Aldous Huxley reflexionó a fondo sobre la pérdida de libertad individual que acarrean las drogas, y, precisamente por esa esclavización a la que pueden someternos, lo hizo también sobre el eventual uso totalitario que podría hacerse de ellas.
No por nada vivía una época en la que se sucedían la revolución bolchevique en Rusia (1917), la dictadura de Mussolini en Italia (1922), los avances en Alemania del partido nacionalsocialista del que Hitler era líder (1922), la dictadura de Primo de Rivera en España (1923). Así que compuso una parábola para advertirnos: Un mundo feliz se publicó en 1932, y debe leerse porque «leemos Un mundo feliz para saber cómo podrían ser las cosas si no leyéramos Un mundo feliz» (Ian Hamilton).

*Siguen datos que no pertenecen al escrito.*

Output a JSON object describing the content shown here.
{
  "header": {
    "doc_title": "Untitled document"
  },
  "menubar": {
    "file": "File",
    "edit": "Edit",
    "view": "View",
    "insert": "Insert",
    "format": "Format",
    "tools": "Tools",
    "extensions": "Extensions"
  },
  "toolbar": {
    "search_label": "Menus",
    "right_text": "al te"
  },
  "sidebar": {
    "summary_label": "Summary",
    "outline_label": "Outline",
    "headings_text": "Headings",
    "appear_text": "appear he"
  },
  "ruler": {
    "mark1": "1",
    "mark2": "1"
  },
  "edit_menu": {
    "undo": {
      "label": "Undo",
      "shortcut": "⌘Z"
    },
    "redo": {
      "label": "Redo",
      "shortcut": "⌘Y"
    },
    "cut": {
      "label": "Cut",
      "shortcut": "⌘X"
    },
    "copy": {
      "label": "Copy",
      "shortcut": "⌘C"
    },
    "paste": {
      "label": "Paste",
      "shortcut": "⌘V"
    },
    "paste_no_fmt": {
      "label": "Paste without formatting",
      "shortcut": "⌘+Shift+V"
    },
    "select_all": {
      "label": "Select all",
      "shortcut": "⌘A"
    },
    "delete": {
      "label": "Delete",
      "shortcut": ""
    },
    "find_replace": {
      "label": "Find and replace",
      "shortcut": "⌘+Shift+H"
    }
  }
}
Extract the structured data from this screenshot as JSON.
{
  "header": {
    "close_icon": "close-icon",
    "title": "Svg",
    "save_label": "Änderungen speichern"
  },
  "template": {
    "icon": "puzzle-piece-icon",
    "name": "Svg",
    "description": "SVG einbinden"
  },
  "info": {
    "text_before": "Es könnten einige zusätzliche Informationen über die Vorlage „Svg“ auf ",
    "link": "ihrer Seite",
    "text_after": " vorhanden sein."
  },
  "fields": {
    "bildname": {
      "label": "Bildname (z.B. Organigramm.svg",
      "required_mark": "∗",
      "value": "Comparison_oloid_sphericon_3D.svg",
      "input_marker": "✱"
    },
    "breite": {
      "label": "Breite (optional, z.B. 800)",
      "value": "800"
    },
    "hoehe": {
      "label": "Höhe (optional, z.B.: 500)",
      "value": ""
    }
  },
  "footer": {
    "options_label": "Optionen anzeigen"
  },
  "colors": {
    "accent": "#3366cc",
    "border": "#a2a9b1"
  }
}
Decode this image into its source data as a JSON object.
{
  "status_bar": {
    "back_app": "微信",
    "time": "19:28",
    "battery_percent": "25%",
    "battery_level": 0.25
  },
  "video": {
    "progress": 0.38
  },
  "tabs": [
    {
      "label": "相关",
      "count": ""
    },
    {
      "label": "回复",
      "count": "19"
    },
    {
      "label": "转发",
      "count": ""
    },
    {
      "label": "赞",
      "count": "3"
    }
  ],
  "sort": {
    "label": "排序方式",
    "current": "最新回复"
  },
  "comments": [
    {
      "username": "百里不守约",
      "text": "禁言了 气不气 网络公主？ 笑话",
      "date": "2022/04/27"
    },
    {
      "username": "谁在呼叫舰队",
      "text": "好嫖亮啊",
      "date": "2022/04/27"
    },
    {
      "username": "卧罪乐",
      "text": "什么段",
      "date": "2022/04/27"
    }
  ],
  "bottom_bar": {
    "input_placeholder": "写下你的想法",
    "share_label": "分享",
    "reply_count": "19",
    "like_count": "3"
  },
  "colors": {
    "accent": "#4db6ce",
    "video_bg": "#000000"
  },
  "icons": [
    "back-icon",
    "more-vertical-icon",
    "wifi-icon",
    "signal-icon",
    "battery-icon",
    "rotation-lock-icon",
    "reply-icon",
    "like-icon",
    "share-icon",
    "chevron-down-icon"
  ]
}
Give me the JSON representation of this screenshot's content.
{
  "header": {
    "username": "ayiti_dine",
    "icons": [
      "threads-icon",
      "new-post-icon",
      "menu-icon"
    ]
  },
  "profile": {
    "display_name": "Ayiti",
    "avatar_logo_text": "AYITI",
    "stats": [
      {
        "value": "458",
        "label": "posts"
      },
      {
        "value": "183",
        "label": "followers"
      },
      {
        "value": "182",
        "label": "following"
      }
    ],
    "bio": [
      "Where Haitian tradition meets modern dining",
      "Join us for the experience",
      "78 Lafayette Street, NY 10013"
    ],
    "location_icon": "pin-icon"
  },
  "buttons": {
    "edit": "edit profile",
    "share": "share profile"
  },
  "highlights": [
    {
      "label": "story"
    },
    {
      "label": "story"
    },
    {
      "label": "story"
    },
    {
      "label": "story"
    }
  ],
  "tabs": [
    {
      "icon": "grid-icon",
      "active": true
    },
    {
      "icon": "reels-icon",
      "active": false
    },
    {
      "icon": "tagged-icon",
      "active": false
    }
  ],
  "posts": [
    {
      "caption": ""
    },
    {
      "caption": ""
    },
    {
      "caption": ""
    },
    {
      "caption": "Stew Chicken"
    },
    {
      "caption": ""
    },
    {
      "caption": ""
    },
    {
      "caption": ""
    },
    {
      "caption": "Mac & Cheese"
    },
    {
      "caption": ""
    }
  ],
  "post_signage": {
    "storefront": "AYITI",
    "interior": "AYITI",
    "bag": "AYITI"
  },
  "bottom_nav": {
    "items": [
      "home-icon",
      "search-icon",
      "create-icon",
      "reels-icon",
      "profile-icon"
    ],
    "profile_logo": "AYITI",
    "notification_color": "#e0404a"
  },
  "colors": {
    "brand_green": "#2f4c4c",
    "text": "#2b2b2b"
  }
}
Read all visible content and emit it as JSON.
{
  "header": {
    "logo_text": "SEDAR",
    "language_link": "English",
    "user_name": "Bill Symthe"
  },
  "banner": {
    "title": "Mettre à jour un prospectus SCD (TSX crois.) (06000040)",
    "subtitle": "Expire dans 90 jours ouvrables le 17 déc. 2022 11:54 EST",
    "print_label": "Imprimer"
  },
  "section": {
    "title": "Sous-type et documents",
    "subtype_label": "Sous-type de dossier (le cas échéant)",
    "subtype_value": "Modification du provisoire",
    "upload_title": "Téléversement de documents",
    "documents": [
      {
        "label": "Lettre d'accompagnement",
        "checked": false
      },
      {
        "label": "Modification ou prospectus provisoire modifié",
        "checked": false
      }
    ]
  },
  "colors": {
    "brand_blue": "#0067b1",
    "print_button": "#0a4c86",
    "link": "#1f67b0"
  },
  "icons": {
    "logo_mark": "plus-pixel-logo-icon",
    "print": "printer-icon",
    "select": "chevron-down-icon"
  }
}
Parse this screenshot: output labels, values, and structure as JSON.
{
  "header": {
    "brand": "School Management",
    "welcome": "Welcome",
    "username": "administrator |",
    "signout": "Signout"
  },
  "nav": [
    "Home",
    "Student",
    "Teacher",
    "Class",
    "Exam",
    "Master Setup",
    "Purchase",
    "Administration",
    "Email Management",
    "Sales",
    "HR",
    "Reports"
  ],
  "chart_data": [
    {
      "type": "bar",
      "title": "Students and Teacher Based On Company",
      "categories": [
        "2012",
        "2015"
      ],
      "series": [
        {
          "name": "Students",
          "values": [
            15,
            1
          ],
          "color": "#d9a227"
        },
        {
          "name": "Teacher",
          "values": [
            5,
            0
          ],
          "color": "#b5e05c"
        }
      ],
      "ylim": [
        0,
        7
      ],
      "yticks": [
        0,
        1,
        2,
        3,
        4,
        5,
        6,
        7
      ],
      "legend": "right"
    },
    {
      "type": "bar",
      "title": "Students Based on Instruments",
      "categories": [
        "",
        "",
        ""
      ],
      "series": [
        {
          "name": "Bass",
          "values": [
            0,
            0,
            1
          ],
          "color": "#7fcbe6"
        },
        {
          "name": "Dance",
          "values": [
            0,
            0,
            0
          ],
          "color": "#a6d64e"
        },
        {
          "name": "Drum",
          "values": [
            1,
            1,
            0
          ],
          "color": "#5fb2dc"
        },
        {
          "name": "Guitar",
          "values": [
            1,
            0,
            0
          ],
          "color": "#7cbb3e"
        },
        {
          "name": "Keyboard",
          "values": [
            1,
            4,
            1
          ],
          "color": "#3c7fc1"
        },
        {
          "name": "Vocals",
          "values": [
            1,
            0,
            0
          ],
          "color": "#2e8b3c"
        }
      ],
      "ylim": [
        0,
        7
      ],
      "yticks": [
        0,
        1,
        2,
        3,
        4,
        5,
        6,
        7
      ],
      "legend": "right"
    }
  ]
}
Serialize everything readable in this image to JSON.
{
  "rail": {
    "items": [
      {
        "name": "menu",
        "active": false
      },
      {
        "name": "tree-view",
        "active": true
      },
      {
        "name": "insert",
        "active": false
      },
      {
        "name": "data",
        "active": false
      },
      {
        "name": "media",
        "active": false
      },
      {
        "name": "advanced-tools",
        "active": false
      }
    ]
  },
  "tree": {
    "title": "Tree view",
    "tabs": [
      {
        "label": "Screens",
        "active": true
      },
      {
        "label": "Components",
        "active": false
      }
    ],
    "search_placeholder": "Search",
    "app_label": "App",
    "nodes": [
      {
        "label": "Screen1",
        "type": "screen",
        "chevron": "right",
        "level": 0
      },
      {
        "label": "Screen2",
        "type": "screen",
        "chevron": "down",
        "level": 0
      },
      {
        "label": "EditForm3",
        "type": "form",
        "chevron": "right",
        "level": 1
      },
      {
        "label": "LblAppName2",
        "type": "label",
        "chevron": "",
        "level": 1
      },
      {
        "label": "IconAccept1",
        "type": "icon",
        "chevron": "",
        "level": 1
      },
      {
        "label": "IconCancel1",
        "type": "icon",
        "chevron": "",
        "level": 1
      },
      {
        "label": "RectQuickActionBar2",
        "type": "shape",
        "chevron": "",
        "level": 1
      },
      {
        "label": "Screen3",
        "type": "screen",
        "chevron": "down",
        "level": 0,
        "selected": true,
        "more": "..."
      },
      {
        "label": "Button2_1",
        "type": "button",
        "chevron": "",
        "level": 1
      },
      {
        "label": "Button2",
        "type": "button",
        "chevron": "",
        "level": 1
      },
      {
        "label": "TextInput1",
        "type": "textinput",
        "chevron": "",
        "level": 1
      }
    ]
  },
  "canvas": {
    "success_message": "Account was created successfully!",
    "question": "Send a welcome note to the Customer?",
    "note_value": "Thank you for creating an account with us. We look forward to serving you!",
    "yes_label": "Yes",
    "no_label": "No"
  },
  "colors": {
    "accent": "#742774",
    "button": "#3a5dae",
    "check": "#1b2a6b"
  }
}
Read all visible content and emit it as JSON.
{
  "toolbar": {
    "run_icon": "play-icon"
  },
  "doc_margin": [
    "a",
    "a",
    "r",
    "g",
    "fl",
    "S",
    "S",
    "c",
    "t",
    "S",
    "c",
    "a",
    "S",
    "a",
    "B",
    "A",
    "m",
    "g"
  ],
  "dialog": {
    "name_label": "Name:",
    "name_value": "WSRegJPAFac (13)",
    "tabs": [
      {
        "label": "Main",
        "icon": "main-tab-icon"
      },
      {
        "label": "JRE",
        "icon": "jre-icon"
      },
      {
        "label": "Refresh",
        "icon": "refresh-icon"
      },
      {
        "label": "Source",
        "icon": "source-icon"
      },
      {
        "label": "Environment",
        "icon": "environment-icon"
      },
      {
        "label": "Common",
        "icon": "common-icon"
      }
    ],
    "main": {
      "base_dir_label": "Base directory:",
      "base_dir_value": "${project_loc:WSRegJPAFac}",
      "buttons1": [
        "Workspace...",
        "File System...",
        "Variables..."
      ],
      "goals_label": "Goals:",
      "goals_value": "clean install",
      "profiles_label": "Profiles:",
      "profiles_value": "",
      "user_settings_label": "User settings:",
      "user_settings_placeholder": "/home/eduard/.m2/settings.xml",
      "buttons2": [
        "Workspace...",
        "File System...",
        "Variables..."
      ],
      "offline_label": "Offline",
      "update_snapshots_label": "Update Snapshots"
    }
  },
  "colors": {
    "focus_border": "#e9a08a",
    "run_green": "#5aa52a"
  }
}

Para las explicaciones que siguen me sirvo indistintamente (sin pararme en detallar la contribución de cada cual, para evitar el fárrago) de las acotaciones que el propio Huxley hizo a su obra, del breve pero lúcido estudio que Vargas Llosa le dedicó en La verdad de las mentiras, y del estudio preliminar que el profesor Isaías Gómez López incluye en la edición de la obra realizada por Ediciones Cátedra.
Resumen de una novela imprescindible
En el Mundo Nuevo de Huxley (estamos en el año 2540, pues el Estado Mundial en el que se desarrolla la novela comenzó su nueva era tras la fabricación del primer Ford T en 1908, y corre el año 632 desde entonces), el propósito del Estado, el primer objetivo de los gobernantes (esas aristocracias a veces políticas, a veces religiosas, a veces militares, a veces científicas —con combinaciones diversas—, que rigen siempre el destino de los hombres comunes —en la novela, los World Controllers—), es evitar a cualquier precio que sus ciudadanos (o súbditos) creen conflictos.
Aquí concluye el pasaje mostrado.